Иван Ольбрахт – Избранное (страница 125)
А на полонине над Голатыном у вечернего костра один пастух рассказал мне настоящую легенду о Николе Шугае. Это подлинно художественное произведение, еще не устоявшееся в своей основе и допускающее дальнейшую переработку, но в общем виде вполне законченное. Эту основу составляет повествование о неуязвимости Шугая, о его чудесной меткости, о том, как он у богатых брал, а бедным давал, как он мстил панам за несправедливость, о том, что, живи он на свете, бедному люду было бы лучше. Но здесь нет ни слова об Эржике и ее романе с жандармом, ни слова о Юре, фигуре социально и художественно весьма интересной, ни слова о предателе Дербачке; а чудесная зеленая веточка даже решительно отрицается. Легенда кончается рассказом о смерти Шугая под топорами трех друзей и, не отклоняясь далеко от правды, в целом верно угадывает основные побудительные причины этого убийства. Однако самое замечательное — начало легенды; в нем есть и философская глубина.

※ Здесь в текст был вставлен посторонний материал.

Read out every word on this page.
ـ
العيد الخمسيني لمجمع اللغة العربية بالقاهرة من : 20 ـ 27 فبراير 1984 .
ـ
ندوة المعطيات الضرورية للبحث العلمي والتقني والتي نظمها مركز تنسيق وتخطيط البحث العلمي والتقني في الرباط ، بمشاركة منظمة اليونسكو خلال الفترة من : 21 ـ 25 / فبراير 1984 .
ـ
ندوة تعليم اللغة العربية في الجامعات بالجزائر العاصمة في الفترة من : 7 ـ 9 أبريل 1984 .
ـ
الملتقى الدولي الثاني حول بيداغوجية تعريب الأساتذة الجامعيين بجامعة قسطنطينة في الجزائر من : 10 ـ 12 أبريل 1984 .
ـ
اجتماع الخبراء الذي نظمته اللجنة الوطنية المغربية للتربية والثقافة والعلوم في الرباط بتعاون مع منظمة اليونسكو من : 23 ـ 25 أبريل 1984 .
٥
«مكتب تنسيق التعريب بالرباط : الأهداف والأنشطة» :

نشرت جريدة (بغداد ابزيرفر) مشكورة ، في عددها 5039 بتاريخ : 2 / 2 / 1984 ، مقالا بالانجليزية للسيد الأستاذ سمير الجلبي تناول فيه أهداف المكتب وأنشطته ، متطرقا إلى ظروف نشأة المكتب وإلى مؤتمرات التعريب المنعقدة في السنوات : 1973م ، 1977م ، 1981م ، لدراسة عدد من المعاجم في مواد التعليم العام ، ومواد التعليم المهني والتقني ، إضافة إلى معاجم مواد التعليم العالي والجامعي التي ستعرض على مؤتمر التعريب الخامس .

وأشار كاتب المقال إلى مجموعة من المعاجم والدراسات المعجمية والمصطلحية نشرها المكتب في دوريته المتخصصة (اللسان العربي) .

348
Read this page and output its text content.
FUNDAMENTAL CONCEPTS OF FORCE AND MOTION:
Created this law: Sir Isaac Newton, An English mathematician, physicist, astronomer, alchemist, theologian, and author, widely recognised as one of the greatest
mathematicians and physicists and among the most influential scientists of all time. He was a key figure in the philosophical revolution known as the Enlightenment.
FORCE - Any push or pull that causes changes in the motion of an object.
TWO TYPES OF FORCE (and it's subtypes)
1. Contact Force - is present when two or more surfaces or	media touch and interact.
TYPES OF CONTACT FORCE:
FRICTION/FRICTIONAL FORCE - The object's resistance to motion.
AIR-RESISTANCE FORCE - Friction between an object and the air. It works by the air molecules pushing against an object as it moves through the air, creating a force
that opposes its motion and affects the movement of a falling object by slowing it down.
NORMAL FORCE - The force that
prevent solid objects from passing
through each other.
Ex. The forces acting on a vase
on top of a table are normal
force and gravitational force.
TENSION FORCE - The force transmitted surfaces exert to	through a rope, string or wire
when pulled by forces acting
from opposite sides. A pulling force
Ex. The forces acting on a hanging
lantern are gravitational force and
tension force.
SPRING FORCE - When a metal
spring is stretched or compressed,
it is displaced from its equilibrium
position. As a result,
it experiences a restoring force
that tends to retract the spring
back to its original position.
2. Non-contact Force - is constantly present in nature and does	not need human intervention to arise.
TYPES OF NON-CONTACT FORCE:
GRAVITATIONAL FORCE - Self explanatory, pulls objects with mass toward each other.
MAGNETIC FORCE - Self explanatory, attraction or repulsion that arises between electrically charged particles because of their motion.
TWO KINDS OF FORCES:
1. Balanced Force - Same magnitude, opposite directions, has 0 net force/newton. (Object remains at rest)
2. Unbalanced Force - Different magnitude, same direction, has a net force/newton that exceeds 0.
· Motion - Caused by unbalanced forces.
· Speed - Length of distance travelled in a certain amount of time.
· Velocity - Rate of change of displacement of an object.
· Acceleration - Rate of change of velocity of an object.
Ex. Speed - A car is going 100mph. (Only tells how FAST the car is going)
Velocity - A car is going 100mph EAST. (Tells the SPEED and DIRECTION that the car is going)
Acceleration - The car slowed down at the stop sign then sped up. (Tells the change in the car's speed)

Материалом для него, — что возможно только в этом крае, который живет одновременно в нескольких столетиях, — с одной стороны, служат явления и факты совсем недавние: мировая война, пулеметы, дезертирство, умышленное членовредительство; с другой — мотивы времен язычества: колдуньи, волшебные напитки и средневековая жестокость. Никола Шугай был неуязвим. Но откуда у него неуязвимость, если рассказы о зеленой веточке — выдумка? Случилось это вот как: Никола вместе с каким-то дезертиром скрывался за линией фронта у русской бабы. Та хотела женить их на своих дочерях и, чтобы застраховать будущих зятьев от опасностей войны, дала им выпить волшебного зелья. Но солдаты, поняв, что имеют дело с колдуньей, убили ее и скрылись. Потом решили подстрелить друг друга, чтобы вернуться из фронтового ада домой, пусть и калеками; палили друг в дружку в лесу, но ранить не могли и догадались, что стали неуязвимыми. Однако невредимый Шугай, герой и защитник социальной справедливости, погиб все же, не завершив своего дела. Как совместить одно с другим? И вот мы у истоков древнего мифа. Он возник еще на заре истории человечества и дошел до нас в сказаниях о волосах Самсона{233}, о пяте Ахиллеса, о лопатке Зигфрида, о пророчестве, предвещавшем Макбету смерть от руки человека, не рожденного женщиной{234}, о единственной пуле, которая могла сразить Олексу Довбоша. Мы у истоков легенды, снова и снова повторяющейся и спустя столетия всегда рождающейся вновь. Возможно, это происходит потому, что она вызывает подражания, но, возможно, также и потому, что человеческая мысль, бьющаяся над вопросом жизни и смерти, может прийти только к одному выводу: нет бессмертия, нет неуязвимости, нет власти, силы, жизни, которые не оказались бы в конце концов преходящими. А значит, и все подобные пророчества и обещания всегда должны о чем-то умалчивать, оставляя тем самым лазейку, в которую могла бы проникнуть судьба и отдать смерти то, что ей по праву принадлежит. Точно так же было и с Николой Шугаем. «Не коснется тебя пуля ни из ружья, ни из пулемета, ни снаряд из пушки», — сказала ему старуха. И он погиб под топорами друзей.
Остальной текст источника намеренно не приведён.